After a lot more reading (Borchani, 2015), I believe the story is more hopeful than Sam and I thought, but it is still incomplete.
First, there are numerous ways to build a multivariate model out of univariate ones. Borchani, et al. calls them "Problem Transformation methods". I call them hacky; some of them had actually crossed my mind before I even asked this question, but I went looking for a more theoretically solid way instead of trying them. Essentially, these methods consist of layering univariate models so some take the outputs of others as inputs. The resulting architectures can be characterized as either "stacking" or "chaining". There are some interesting ideas and sophisticated structures, but ultimately:
"Considering the model's predictive performance as a comparison criterion, the benefits of using multi-target regressor stacking [MTRS] and regressor chains [RC] (or ERC and the corrected versions) instead of the baseline single-target approach [where you train independent univariate learners on each output dimension] are not so clear. In fact, in Spyromitros-Xioufis et al., an extensive empirical comparison of these methods is presented, and the results show that single-target methods outperform several variants of MTRS and ERC...In particular, the benefits of MTRS and RC methods seem to derive uniquely from the randomization process and from the ensemble model."
So that's not great. What can be done?
Thankfully there are other methods the author calls "Algorithm Adaptation methods", which can be further broken down in to "Statistical methods" and true ML algorithm adaptations, the kind of thing I was originally looking for.
Statistical methods are really a generalization of linear regression:
Statistical methods could improve notably [on] the performance ...[of] single-target regression, but only if...a relation among outputs truly exists and a linear output-output relationship (in addition to a linear input-output relationship) is verified. Otherwise, using these statistical models could produce a detriment [to] predictive performance. In particular, if we assume that the $d × p$ [where $X$ lives in $ℝ^{p}$ and $Y$ in $ℝ^{d}$] matrix of regression coefficients has reduced rank $r < min(d, p)$ [as is a common feature to the statistical models discussed] when in reality it possesses a full-rank, then we are obviously wrongly estimating the relationship, and we lose some information.
Like statistical models, Multi-Output Support Vector Regression "mainly rel[ies] on the idea of embedding the output space. [Both MO-SVR and statistical models] assume that the space of the output variables could be described using a subspace of lower dimension than $ℝ^{d}$." Note embedding makes sense if (1) $p < d$ ("an embedding is certain") or (2) the output space has structure (in a subspace or on a manifold). But unlike vanilla statistical models, MO-SVR can handle nonlinear cases. (Though one should use the higher-bias, lower variance vanilla models when dealing with a linear problem, as nonlinear models like to overfit in such scenarios.)
"MO-SVR [is], in general, designed to achieve a good predictive performance where linearity can not be assumed."

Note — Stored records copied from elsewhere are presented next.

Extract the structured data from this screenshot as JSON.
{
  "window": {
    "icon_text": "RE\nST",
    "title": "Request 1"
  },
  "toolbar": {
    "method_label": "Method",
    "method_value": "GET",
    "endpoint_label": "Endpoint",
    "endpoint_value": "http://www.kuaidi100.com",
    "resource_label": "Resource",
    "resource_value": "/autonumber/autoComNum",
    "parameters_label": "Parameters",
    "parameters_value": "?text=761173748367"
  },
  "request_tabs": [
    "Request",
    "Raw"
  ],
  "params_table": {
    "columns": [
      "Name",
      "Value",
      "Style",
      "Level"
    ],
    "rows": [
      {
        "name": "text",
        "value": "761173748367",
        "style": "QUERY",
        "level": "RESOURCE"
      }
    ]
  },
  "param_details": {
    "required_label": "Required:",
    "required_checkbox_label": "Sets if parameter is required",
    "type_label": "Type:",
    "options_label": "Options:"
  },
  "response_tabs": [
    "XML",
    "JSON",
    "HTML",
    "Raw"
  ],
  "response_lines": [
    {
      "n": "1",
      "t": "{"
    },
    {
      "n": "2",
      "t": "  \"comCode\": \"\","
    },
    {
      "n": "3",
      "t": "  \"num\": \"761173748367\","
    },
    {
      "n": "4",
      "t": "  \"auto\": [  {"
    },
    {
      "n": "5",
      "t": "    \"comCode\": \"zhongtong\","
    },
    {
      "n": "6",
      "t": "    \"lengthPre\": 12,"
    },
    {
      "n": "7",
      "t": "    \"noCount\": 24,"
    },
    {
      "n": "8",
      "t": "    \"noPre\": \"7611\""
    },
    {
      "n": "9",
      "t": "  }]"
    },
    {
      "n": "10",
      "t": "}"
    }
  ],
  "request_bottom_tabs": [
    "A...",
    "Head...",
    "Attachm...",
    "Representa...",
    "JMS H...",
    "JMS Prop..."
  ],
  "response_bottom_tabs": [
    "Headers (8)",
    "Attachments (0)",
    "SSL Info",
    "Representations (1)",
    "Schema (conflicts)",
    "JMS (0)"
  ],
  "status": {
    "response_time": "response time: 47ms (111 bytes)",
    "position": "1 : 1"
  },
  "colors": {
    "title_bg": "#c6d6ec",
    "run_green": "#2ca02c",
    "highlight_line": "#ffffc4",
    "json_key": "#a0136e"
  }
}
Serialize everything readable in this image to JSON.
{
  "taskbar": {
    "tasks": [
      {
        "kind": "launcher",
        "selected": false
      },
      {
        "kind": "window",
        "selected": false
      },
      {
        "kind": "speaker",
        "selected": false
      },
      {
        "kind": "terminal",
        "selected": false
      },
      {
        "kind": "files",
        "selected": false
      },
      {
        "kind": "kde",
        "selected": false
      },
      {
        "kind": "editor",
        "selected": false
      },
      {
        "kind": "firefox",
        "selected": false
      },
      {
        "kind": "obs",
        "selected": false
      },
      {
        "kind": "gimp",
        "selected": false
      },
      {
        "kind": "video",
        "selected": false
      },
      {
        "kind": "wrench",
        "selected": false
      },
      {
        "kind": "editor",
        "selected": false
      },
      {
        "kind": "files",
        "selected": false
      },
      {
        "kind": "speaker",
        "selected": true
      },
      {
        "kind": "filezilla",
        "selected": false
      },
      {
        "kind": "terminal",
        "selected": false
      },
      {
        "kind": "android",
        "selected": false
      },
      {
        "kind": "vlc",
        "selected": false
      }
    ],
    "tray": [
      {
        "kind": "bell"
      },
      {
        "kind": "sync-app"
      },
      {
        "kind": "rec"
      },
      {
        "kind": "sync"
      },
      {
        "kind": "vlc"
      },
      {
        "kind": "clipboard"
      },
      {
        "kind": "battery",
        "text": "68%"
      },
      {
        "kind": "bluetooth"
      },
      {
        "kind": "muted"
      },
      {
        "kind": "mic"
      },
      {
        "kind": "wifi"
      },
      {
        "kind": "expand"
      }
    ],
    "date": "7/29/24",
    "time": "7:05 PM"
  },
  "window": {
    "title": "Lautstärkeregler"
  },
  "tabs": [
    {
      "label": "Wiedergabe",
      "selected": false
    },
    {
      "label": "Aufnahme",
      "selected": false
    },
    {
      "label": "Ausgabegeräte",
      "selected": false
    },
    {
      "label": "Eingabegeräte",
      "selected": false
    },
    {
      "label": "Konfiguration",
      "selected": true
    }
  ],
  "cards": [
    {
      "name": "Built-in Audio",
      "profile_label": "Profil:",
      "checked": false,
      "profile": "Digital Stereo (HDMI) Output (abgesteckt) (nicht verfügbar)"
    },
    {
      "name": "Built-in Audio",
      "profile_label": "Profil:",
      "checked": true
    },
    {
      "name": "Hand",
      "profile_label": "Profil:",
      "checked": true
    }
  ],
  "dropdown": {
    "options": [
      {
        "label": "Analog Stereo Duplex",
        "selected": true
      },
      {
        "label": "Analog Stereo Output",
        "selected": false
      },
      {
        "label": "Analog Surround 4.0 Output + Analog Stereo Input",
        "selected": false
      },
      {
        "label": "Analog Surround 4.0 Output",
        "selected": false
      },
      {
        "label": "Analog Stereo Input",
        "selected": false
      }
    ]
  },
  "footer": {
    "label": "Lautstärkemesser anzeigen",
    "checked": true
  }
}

The other major, successful true ML adaptation is Multi-Target Regression Trees, which is a lot like ordinary decision trees except they use a different notion of "purity" to decide splits and calculate multidimensional answers at the leaves. Scikit-Learn actually implements this in DecisionTreeRegressor and ExtraTreeRegressor. I am not yet convinced these models are actually better at making predictions, but they have the advantage of being simpler, since they can be composed of fewer trees or even a single tree.
"Multi-target regression trees...are based on finding simpler multi-output models that usually achieve good performance (i.e. comparable with single-target approach)."
There are a couple of other things: "Kernel methods" are related to MO-SVR, and "Rule methods" are related to trees, but that's it. According to the authors: "To the best of our knowledge, there is no other review paper addressing the challenging problem of multi-output regression." That was 2015. The story may have changed slightly, but I have not been able to discover any methods aside from these, which is shocking. In Algebra II we learned about basic regression, coming up with a function to map a single input to a single output. At the institute we learned how Statisticians and Computer Scientists have come up with multifarious methods to map from many inputs to a single output. The next stage of the evolution is clear, but most algorithms remain un-generalized.